SEQMOL index

Coloring PDB files by sequence alignment features

To color PDB file by sequence alignment attributes, sequence alignment and a linked PDB file must be provided (these entire linked projects can be saved as *.cpdb).

Color a PDB by conservation

The algorithm built into this program goes beyond simple Shannon entropy scoring and physical similarity scoring. It does not simply consider that "K is like R" and "E is like D", but carries out a rather involving weighting and scoring of the residues, uses amino acid substitution matrices and considers sequence context of each residue to assign scores. Evolutionary tree is not used in the analysis in favor of Heinkoff weights.

1. Open sequence alignment and PDB files, or saved previously *.cpdb poject:

2. Set up the PDB-alignment link.
In this example, sequence No. 11 in the alignment is the same as that of chain A from the provided PDB coordinates:

3. In "Color PDB" tab, make appropriate changes.

select chain:

select sequence No.

Conservation scores will be calculated:

At this point, drag-dropping a PDB file (having correct format) onto the "Color PDB" panel should instantly produce conservation-colored PDB (open generated PDB file in a PDB viewer and color structure by B-factor).

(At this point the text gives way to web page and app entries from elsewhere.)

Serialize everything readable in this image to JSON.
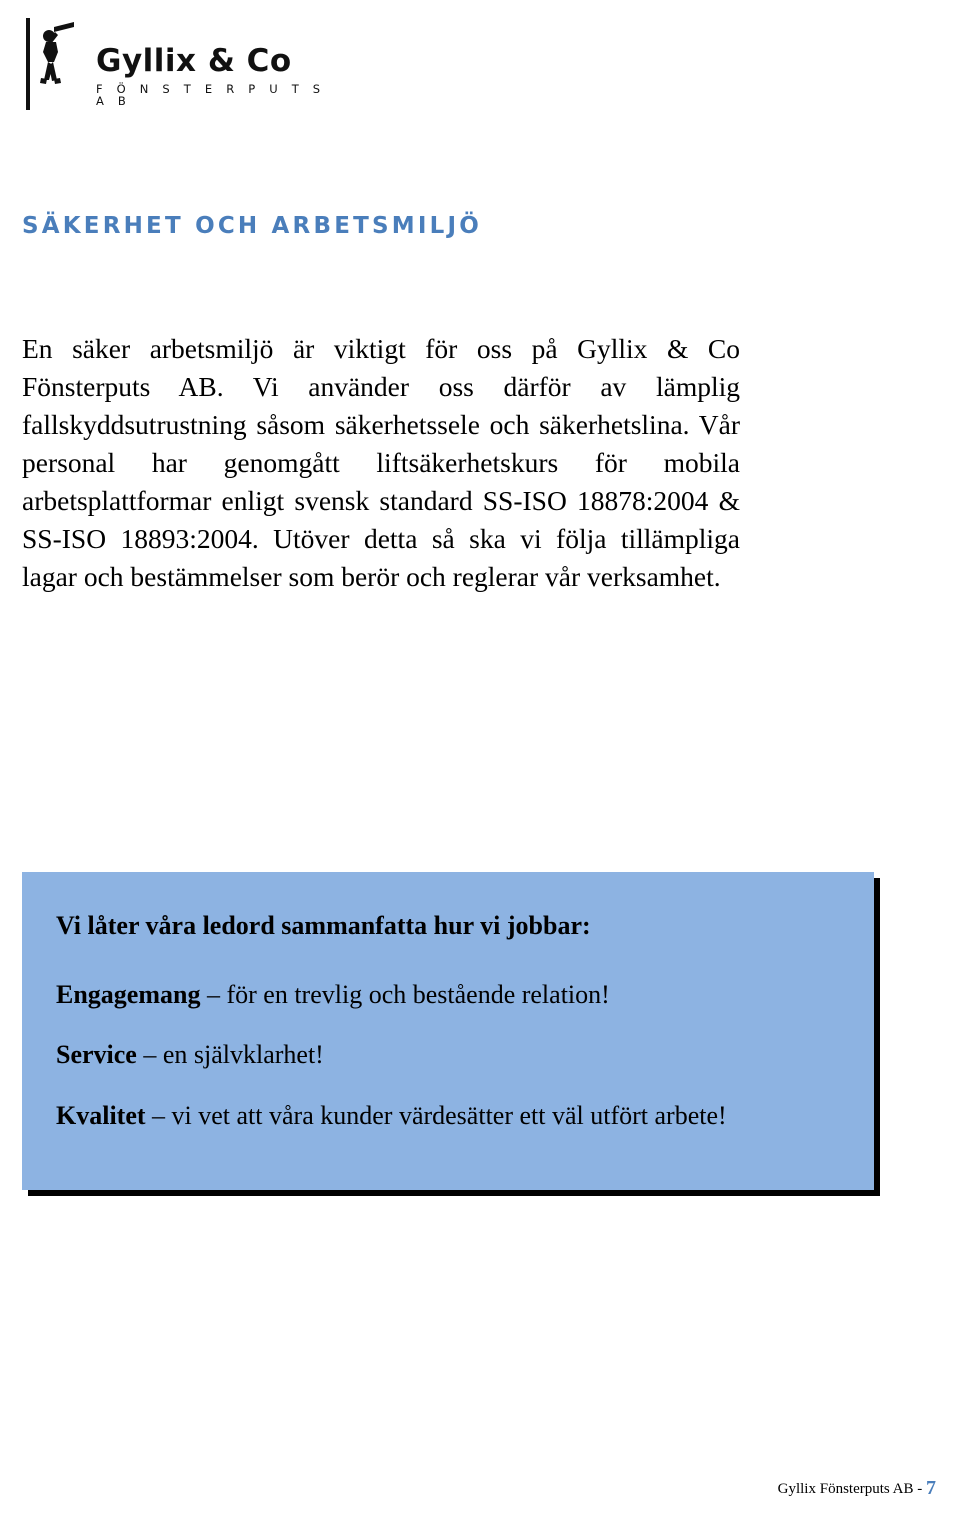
{
  "logo": {
    "icon": "window-cleaner-figure-icon",
    "company_name": "Gyllix & Co",
    "tagline": "F Ö N S T E R P U T S   A B"
  },
  "section": {
    "heading": "SÄKERHET OCH ARBETSMILJÖ",
    "heading_color": "#4a7ebb"
  },
  "body": {
    "paragraph": "En säker arbetsmiljö är viktigt för oss på Gyllix & Co Fönsterputs AB. Vi använder oss därför av lämplig fallskyddsutrustning såsom säkerhetssele och säkerhetslina. Vår personal har genomgått liftsäkerhetskurs för mobila arbetsplattformar enligt svensk standard SS-ISO 18878:2004 & SS-ISO 18893:2004. Utöver detta så ska vi följa tillämpliga lagar och bestämmelser som berör och reglerar vår verksamhet."
  },
  "ledord": {
    "background_color": "#8db3e2",
    "title": "Vi låter våra ledord sammanfatta hur vi jobbar:",
    "items": [
      {
        "term": "Engagemang",
        "rest": " – för en trevlig och bestående relation!"
      },
      {
        "term": "Service",
        "rest": " – en självklarhet!"
      },
      {
        "term": "Kvalitet",
        "rest": " – vi vet att våra kunder värdesätter ett väl utfört arbete!"
      }
    ]
  },
  "footer": {
    "text": "Gyllix Fönsterputs AB  -  ",
    "page_number": "7",
    "page_number_color": "#4a7ebb"
  }
}
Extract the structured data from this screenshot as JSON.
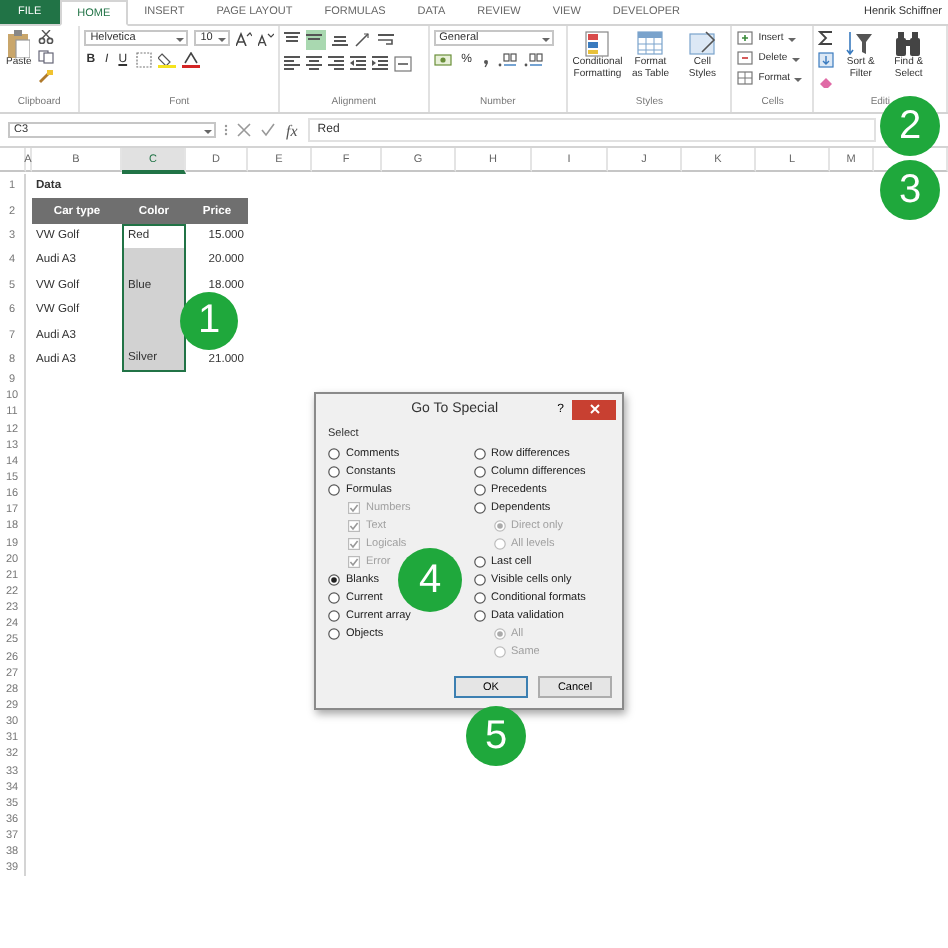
{
  "ribbon": {
    "tabs": [
      {
        "label": "FILE",
        "kind": "file",
        "selected": false
      },
      {
        "label": "HOME",
        "kind": "tab",
        "selected": true
      },
      {
        "label": "INSERT",
        "kind": "tab",
        "selected": false
      },
      {
        "label": "PAGE LAYOUT",
        "kind": "tab",
        "selected": false
      },
      {
        "label": "FORMULAS",
        "kind": "tab",
        "selected": false
      },
      {
        "label": "DATA",
        "kind": "tab",
        "selected": false
      },
      {
        "label": "REVIEW",
        "kind": "tab",
        "selected": false
      },
      {
        "label": "VIEW",
        "kind": "tab",
        "selected": false
      },
      {
        "label": "DEVELOPER",
        "kind": "tab",
        "selected": false
      }
    ],
    "user": "Henrik Schiffner",
    "groups": [
      {
        "label": "Clipboard",
        "kind": "clipboard",
        "paste": "Paste"
      },
      {
        "label": "Font",
        "kind": "font",
        "font": "Helvetica",
        "size": "10",
        "bold": "B",
        "italic": "I",
        "underline": "U"
      },
      {
        "label": "Alignment",
        "kind": "alignment"
      },
      {
        "label": "Number",
        "kind": "number",
        "format": "General",
        "percent": "%"
      },
      {
        "label": "Styles",
        "kind": "styles",
        "buttons": [
          "Conditional Formatting",
          "Format as Table",
          "Cell Styles"
        ]
      },
      {
        "label": "Cells",
        "kind": "cells",
        "buttons": [
          "Insert",
          "Delete",
          "Format"
        ]
      },
      {
        "label": "Editi",
        "kind": "editing",
        "buttons": [
          "Sort & Filter",
          "Find & Select"
        ]
      }
    ]
  },
  "formula_bar": {
    "name_box": "C3",
    "function_label": "fx",
    "formula": "Red"
  },
  "sheet": {
    "columns": [
      "A",
      "B",
      "C",
      "D",
      "E",
      "F",
      "G",
      "H",
      "I",
      "J",
      "K",
      "L",
      "M"
    ],
    "row_numbers": [
      "1",
      "2",
      "3",
      "4",
      "5",
      "6",
      "7",
      "8",
      "9",
      "10",
      "11",
      "12",
      "13",
      "14",
      "15",
      "16",
      "17",
      "18",
      "19",
      "20",
      "21",
      "22",
      "23",
      "24",
      "25",
      "26",
      "27",
      "28",
      "29",
      "30",
      "31",
      "32",
      "33",
      "34",
      "35",
      "36",
      "37",
      "38",
      "39"
    ],
    "title_cell": "Data",
    "header": [
      "Car type",
      "Color",
      "Price"
    ],
    "rows": [
      {
        "car": "VW Golf",
        "color": {
          "text": "Red",
          "selected": true,
          "active": true
        },
        "price": "15.000"
      },
      {
        "car": "Audi A3",
        "color": {
          "selected": true,
          "active": false
        },
        "price": "20.000"
      },
      {
        "car": "VW Golf",
        "color": {
          "text": "Blue",
          "selected": true,
          "active": false
        },
        "price": "18.000"
      },
      {
        "car": "VW Golf",
        "color": {
          "selected": true,
          "active": false
        }
      },
      {
        "car": "Audi A3",
        "color": {
          "selected": true,
          "active": false
        }
      },
      {
        "car": "Audi A3",
        "color": {
          "text": "Silver",
          "selected": true,
          "active": false
        },
        "price": "21.000"
      }
    ]
  },
  "dialog": {
    "title": "Go To Special",
    "help": "?",
    "group_label": "Select",
    "columns": [
      [
        {
          "label": "Comments",
          "kind": "radio",
          "selected": false,
          "disabled": false
        },
        {
          "label": "Constants",
          "kind": "radio",
          "selected": false,
          "disabled": false
        },
        {
          "label": "Formulas",
          "kind": "radio",
          "selected": false,
          "disabled": false,
          "children": [
            {
              "label": "Numbers",
              "kind": "check",
              "checked": true,
              "disabled": true
            },
            {
              "label": "Text",
              "kind": "check",
              "checked": true,
              "disabled": true
            },
            {
              "label": "Logicals",
              "kind": "check",
              "checked": true,
              "disabled": true
            },
            {
              "label": "Error",
              "kind": "check",
              "checked": true,
              "disabled": true
            }
          ]
        },
        {
          "label": "Blanks",
          "kind": "radio",
          "selected": true,
          "disabled": false
        },
        {
          "label": "Current",
          "kind": "radio",
          "selected": false,
          "disabled": false
        },
        {
          "label": "Current array",
          "kind": "radio",
          "selected": false,
          "disabled": false
        },
        {
          "label": "Objects",
          "kind": "radio",
          "selected": false,
          "disabled": false
        }
      ],
      [
        {
          "label": "Row differences",
          "kind": "radio",
          "selected": false,
          "disabled": false
        },
        {
          "label": "Column differences",
          "kind": "radio",
          "selected": false,
          "disabled": false
        },
        {
          "label": "Precedents",
          "kind": "radio",
          "selected": false,
          "disabled": false
        },
        {
          "label": "Dependents",
          "kind": "radio",
          "selected": false,
          "disabled": false,
          "children": [
            {
              "label": "Direct only",
              "kind": "radio",
              "selected": true,
              "disabled": true
            },
            {
              "label": "All levels",
              "kind": "radio",
              "selected": false,
              "disabled": true
            }
          ]
        },
        {
          "label": "Last cell",
          "kind": "radio",
          "selected": false,
          "disabled": false
        },
        {
          "label": "Visible cells only",
          "kind": "radio",
          "selected": false,
          "disabled": false
        },
        {
          "label": "Conditional formats",
          "kind": "radio",
          "selected": false,
          "disabled": false
        },
        {
          "label": "Data validation",
          "kind": "radio",
          "selected": false,
          "disabled": false,
          "children": [
            {
              "label": "All",
              "kind": "radio",
              "selected": true,
              "disabled": true
            },
            {
              "label": "Same",
              "kind": "radio",
              "selected": false,
              "disabled": true
            }
          ]
        }
      ]
    ],
    "buttons": [
      {
        "label": "OK",
        "default": true
      },
      {
        "label": "Cancel",
        "default": false
      }
    ]
  },
  "callouts": [
    {
      "label": "1"
    },
    {
      "label": "2"
    },
    {
      "label": "3"
    },
    {
      "label": "4"
    },
    {
      "label": "5"
    }
  ]
}
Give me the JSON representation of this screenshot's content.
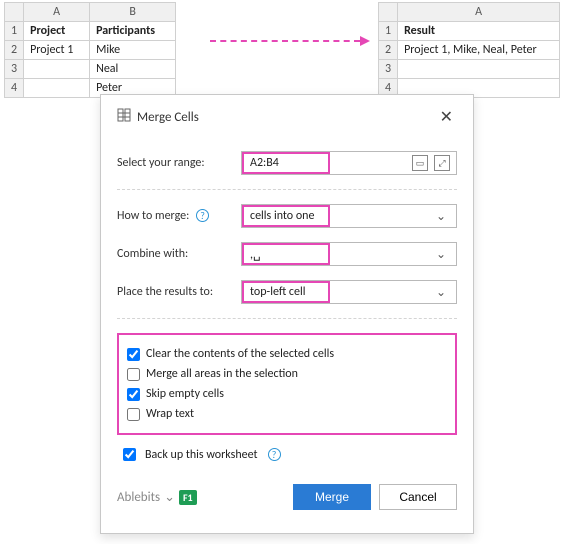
{
  "sheetLeft": {
    "cols": [
      "A",
      "B"
    ],
    "rows": [
      "1",
      "2",
      "3",
      "4"
    ],
    "header": {
      "project": "Project",
      "participants": "Participants"
    },
    "data": {
      "project": "Project 1",
      "p1": "Mike",
      "p2": "Neal",
      "p3": "Peter"
    }
  },
  "sheetRight": {
    "cols": [
      "A"
    ],
    "rows": [
      "1",
      "2",
      "3",
      "4"
    ],
    "header": {
      "result": "Result"
    },
    "data": {
      "merged": "Project 1, Mike, Neal, Peter"
    }
  },
  "dialog": {
    "title": "Merge Cells",
    "labels": {
      "range": "Select your range:",
      "howToMerge": "How to merge:",
      "combineWith": "Combine with:",
      "placeResults": "Place the results to:"
    },
    "values": {
      "range": "A2:B4",
      "howToMerge": "cells into one",
      "combineWith": ",␣",
      "placeResults": "top-left cell"
    },
    "checks": {
      "clear": "Clear the contents of the selected cells",
      "mergeAreas": "Merge all areas in the selection",
      "skipEmpty": "Skip empty cells",
      "wrapText": "Wrap text",
      "backup": "Back up this worksheet"
    },
    "brand": {
      "name": "Ablebits",
      "badge": "F1"
    },
    "buttons": {
      "merge": "Merge",
      "cancel": "Cancel"
    }
  }
}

Catalytic residues and ATP-binding pocket of this kinase stand out as conserved (red).

The following 8 conservation scoring matrices are implemented and can be used to compute conservation scores and color PDB coordinates:


Color PDB by physical co-variation

This coloring scheme evaluates 3D partners of all PDB residues for their physical complementarity to their structural partners during evolution.

The results of this algorithm are very different from sequence conservation scoring. For example, conserved residues may receive a low covariation score, if they do not have good partnering amino acids in the PDB file. This could signify that this is an important protein-protein interface residue whose score will improve when a partnering protein is added to the PDB structure (this can be done within the program). It could also be an active site or a ligand-binding residue.
Some poorly conserved residues could receive high covariation score because they have high complementarity to their partners, which mutate along. These residues too may have functional roles. 

PDB colored by physical covariation:

Unlike all other coloring scales implemented here, this scale depends on PDB structure and will give different scores for PDB files having different conformations or when interacting proteins are present and included in the analysis. Read built-in help (? and ?? buttons) for specifics of these cases and for co-variation analysis of protein-protein interfaces.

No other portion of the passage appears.